I'm sorry for having you confused.
Your problem with NAS (probably alarm_enrichment) is not related to my post.
The defect in my post is only a HUB to HUB subscriber. (GET queue in a HUB subscribes ATTACH queue in the other HUB)
Due to the defect, I suggest that you specify bulk_size=100 for GET queue definition in hub.cfg
Thanks for all the great info in these replies! To the CA guys on this board, what is CA's plan to fix these issues?
Let me know if anyone faced any issue in device discovery .I have integrated with spectrum and it must not cause any impact after upgrade.
Depending on what version of discovery you are coming from, this version has a bunch of new rules and flexibility in the correlation process. Everyone seems to be learning how to use it and not everything is as easy as it would be hoped. If you are unfamiliar with the new rules format you will probably find the documentation unsatisfying.

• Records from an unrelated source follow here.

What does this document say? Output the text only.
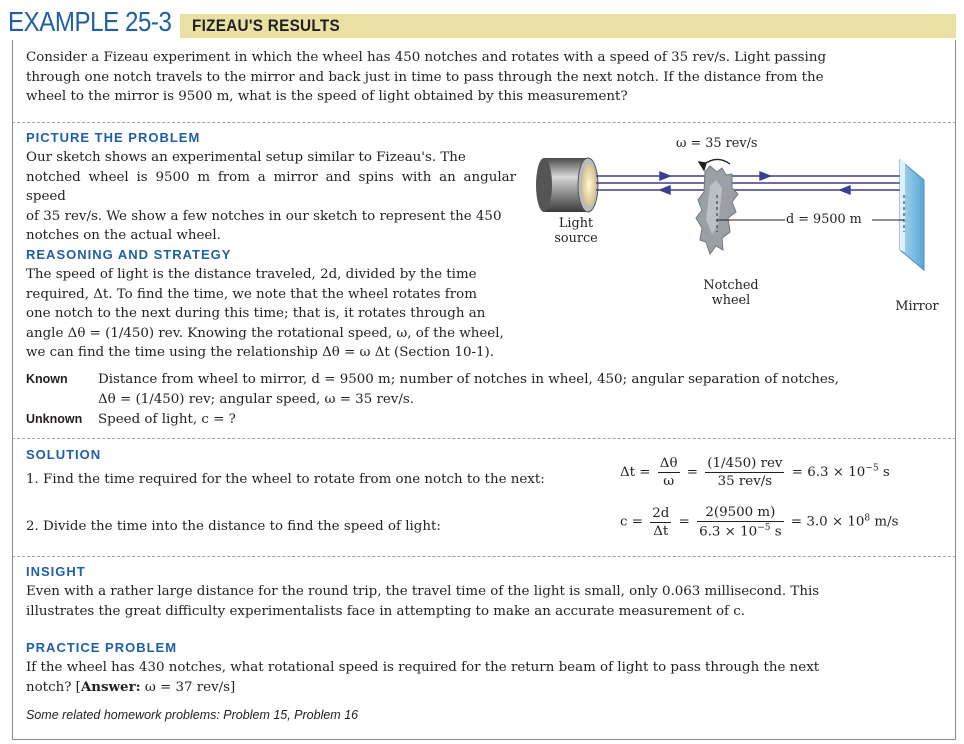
EXAMPLE 25-3 FIZEAU'S RESULTS
Consider a Fizeau experiment in which the wheel has 450 notches and rotates with a speed of 35 rev/s. Light passing
through one notch travels to the mirror and back just in time to pass through the next notch. If the distance from the
wheel to the mirror is 9500 m, what is the speed of light obtained by this measurement?
PICTURE THE PROBLEM
Our sketch shows an experimental setup similar to Fizeau's. The
notched wheel is 9500 m from a mirror and spins with an angular speed
of 35 rev/s. We show a few notches in our sketch to represent the 450
notches on the actual wheel.
ω = 35 rev/s
Light
source
d = 9500 m
Notched
wheel	Mirror
REASONING AND STRATEGY
The speed of light is the distance traveled, 2d, divided by the time
required, Δt. To find the time, we note that the wheel rotates from
one notch to the next during this time; that is, it rotates through an
angle Δθ = (1/450) rev. Knowing the rotational speed, ω, of the wheel,
we can find the time using the relationship Δθ = ω Δt (Section 10-1).
Known Distance from wheel to mirror, d = 9500 m; number of notches in wheel, 450; angular separation of notches,
Δθ = (1/450) rev; angular speed, ω = 35 rev/s.
Unknown Speed of light, c = ?
SOLUTION
1. Find the time required for the wheel to rotate from one notch to the next:
2. Divide the time into the distance to find the speed of light:
$\Delta t = \frac{\Delta\theta}{\omega} = \frac{\text{(1/450) rev}}{\text{35 rev/s}} = 6.3 \times 10^{-5}$ s
$c = \frac{2d}{\Delta t} = \frac{2(9500 m)}{6.3 \times 10^{-5} s} = 3.0 \times 10^8$ m/s
INSIGHT
Even with a rather large distance for the round trip, the travel time of the light is small, only 0.063 millisecond. This
illustrates the great difficulty experimentalists face in attempting to make an accurate measurement of c.
PRACTICE PROBLEM
If the wheel has 430 notches, what rotational speed is required for the return beam of light to pass through the next
notch? [Answer: ω = 37 rev/s]
Some related homework problems: Problem 15, Problem 16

The issue I was facing with the old discovery is that it was unable to recognize information from net_connect as belonging to a robot and so you'd get multiple entries in cm_computer_systems, one for the host and one for the device. This then broke anything that assumed robot name would be unique in cm_computer_systems.
The new version allows one to accommodate this to some extent but now what I am seeing is that it seems to oscillate between the several devices ids as being the master.
I've not had much success in figuring out why.
Upgraded from 8.4 SP2 to 8.5.1.
I also had a couple of secondary hubs have issues with discovery agent. I get the following error when starting discovery in USM -
"An error occurred while starting discovery on .Please check the agent status and try again." The discovery still goes on to run however.
If I delete a device using remove_master_devicess_by_cskeys method it doesnt get rediscovered (even though it is a robot connected to the hub). After running the discovery in usm it finds the device but doesnt link its QOS.